Politica e Sanità
27 Febbraio 2012I servizi analitici di prima istanza e di fisioterapia che le farmacie possono erogare grazie al decreto Fazio non arrecano danno economico agli altri operatori e non comportano rischi per i pazienti, perché a far da garante c’è il farmacista. E sono in sintonia con la campagna di liberalizzazioni che ha visto proprio le farmacie perdere l’esclusiva sui farmaci di fascia C. Ci sono anche motivazioni che non ti aspetteresti nelle due sentenze con cui il Tar Lazio ha respinto gli ultimi ricorsi contro i provvedimenti ministeriali sui nuovi servizi in farmacia. In particolare, il decreto sulle prestazioni analitiche di prima istanza era stato impugnato dal Collegio nazionale dei chimici, mentre quello sui fisioterapisti dalle associazioni che raggruppano laboratori e poliambulatori. Per quanto concerne quest’ultimo, i giudici amministrativi hanno osservato che il testo «non sposta alle farmacie competenze prima proprie in via esclusiva degli ambulatori», né introduce disparità tra le prime e i secondi, ai quali la legge sull’accreditamento impone requisiti organizzativi ben più complessi: la farmacia, scrive il Tar «svolge una funzione essenzialmente commerciale che non può considerarsi innovata e tale da richiedete il supporto di ulteriori e superiori titoli per il solo fatto che a detta attività si è aggiunto il compito, palesemente marginale oltre che volontario, di mettere a disposizione del paziente un fisioterapista» che interviene in base alla prescrizione del medico o del pediatra.
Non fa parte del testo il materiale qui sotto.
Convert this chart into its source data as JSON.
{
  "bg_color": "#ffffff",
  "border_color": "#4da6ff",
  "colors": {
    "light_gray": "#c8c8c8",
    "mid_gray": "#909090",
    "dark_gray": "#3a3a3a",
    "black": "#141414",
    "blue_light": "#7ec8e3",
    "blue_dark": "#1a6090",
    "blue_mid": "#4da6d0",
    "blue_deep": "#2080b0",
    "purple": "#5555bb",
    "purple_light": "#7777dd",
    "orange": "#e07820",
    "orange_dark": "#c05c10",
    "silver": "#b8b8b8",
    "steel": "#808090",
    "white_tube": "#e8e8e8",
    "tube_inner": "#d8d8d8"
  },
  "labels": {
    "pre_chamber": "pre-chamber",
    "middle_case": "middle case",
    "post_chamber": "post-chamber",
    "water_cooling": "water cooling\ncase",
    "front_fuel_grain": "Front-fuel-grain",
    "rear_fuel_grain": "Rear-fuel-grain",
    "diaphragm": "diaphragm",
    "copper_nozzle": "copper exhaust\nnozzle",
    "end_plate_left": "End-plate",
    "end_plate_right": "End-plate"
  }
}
Anche a proposito del ricorso dei chimici sulle prestazioni analitiche di prima istanza i giudici osservano che «nessuna competenza esclusiva dei laboratori è stata a essi sottratta e affidata alle farmacie». Né si può parlare di pericoli per il paziente quando l’esame viene effettuato con l’assistenza di un infermiere, perché è il farmacista stesso a farsi garante dell’idoneità dei titoli posseduto dall’operatore «anche attraverso gli Ordini provinciali».
Le due sentenze seguono di alcuni giorni un’analoga decisione del Tar su un ricorso presentato dai laboratoristi, sempre contro il decreto sulle analisi di prima istanza (vedi F33 del 6 febbraio).